A single woman, Emily, could not be pushed around. With tough negotiations, she figured out how to avoid paying her taxes with the consent of the authorities. Two things went awry for her; she could not keep a man and her dear father died. After her father’s death, she allowed herself and her property to become decrepit. The narrator and the other towns people talked behind Emily’s back because the stench of her house became oppressive to all who were near.
[SPOILER] The end of the tale reveals that her significant other whom the narrator reported left her did not actually die. Upon Emily’s own death people entered her house and walked up to her attic, her significant other lied dead in the attic on a bed. On the pillow next to the deadman was in silver hair which was likely Emily’s.
Faulkner’s writing skill is on full display. With the exception of the multiple irritating uses of the word nigger the story was as finely crafted as a sculpture made by the hands of Michelangelo or a number performed by Miles Davis. Faulkner uses a narrator as the storyteller who is a towns person and represents the voice of the towns people. This decision to use this point of you helps the reader to increase intrigue because the narrator has limited knowledge.

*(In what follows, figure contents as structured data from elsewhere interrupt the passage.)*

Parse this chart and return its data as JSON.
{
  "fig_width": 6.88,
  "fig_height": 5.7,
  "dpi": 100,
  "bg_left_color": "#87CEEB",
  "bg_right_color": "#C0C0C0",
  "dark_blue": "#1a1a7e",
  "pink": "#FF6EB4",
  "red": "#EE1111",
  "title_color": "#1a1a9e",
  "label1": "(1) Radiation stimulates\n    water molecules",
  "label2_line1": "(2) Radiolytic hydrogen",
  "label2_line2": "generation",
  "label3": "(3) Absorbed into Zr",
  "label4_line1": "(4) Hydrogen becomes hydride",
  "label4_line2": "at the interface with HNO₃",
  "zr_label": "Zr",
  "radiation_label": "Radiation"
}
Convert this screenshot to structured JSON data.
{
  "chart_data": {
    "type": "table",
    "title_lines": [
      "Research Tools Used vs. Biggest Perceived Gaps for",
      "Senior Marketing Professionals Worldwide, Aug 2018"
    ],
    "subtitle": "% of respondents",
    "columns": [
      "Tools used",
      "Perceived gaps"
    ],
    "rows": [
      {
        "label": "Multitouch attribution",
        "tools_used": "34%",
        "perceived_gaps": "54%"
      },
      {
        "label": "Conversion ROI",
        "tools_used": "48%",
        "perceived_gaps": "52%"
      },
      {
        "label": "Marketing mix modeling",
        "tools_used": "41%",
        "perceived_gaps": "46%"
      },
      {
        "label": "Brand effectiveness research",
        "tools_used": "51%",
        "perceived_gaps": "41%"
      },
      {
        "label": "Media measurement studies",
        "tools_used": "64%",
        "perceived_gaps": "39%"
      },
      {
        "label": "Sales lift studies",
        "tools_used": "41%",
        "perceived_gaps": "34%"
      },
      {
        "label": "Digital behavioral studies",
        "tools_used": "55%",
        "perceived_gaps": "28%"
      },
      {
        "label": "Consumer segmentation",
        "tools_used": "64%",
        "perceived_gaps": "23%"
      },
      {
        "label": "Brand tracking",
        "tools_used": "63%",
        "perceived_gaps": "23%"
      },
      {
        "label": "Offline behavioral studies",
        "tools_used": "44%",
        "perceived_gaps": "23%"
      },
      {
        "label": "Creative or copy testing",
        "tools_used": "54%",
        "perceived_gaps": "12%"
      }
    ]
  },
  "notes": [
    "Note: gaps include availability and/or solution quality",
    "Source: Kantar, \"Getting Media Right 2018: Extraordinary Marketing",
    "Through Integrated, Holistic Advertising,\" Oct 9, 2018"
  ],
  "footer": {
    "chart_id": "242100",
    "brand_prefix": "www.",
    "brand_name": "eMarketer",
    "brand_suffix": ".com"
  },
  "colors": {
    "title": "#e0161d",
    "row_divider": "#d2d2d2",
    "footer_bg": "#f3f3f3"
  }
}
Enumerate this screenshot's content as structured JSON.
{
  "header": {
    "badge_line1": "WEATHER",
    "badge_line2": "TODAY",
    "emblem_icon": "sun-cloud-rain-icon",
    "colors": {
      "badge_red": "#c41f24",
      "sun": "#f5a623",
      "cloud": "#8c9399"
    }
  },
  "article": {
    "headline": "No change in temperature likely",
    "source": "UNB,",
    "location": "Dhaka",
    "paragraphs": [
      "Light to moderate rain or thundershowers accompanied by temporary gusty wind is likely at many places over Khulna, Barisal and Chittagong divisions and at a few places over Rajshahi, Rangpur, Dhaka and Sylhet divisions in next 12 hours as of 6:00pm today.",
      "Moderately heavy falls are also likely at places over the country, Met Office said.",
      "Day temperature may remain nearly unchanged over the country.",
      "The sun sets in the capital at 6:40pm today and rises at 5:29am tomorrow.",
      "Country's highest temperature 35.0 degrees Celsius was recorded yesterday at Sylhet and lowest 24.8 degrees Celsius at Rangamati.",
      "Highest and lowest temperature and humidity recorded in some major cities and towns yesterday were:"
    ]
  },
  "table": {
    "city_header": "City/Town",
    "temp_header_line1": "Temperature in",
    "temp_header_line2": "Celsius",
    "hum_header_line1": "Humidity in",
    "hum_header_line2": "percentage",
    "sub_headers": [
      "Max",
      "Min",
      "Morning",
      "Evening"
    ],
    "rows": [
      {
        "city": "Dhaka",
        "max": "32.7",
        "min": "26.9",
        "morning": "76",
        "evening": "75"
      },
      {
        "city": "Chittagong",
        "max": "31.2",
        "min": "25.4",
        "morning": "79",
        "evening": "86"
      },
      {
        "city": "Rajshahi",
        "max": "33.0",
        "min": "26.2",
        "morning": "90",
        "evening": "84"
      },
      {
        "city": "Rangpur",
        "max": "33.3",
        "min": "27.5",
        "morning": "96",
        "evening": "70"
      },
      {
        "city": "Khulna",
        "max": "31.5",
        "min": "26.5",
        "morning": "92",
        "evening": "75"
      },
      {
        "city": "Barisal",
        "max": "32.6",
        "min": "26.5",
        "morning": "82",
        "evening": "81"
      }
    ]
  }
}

The message is most appropriate. People who struggle on the outside often have secret struggles on the inside. If we have struggles on the outside it is our duty to cultivate health on the inside. Under no circumstance is it acceptable to sleep next to a rotten corpse which stinks so badly the neighbors smell it and put in complaints to the authorities. But when a person drowning in loneliness because they have not managed their inner life, their external world will showcase will their suffering and may do abnormal things to medicate their loneliness.
Stay in tune with your inner life. One way to check in is to notice the conditions of your outer world.
Be aware of your inner world and manage it.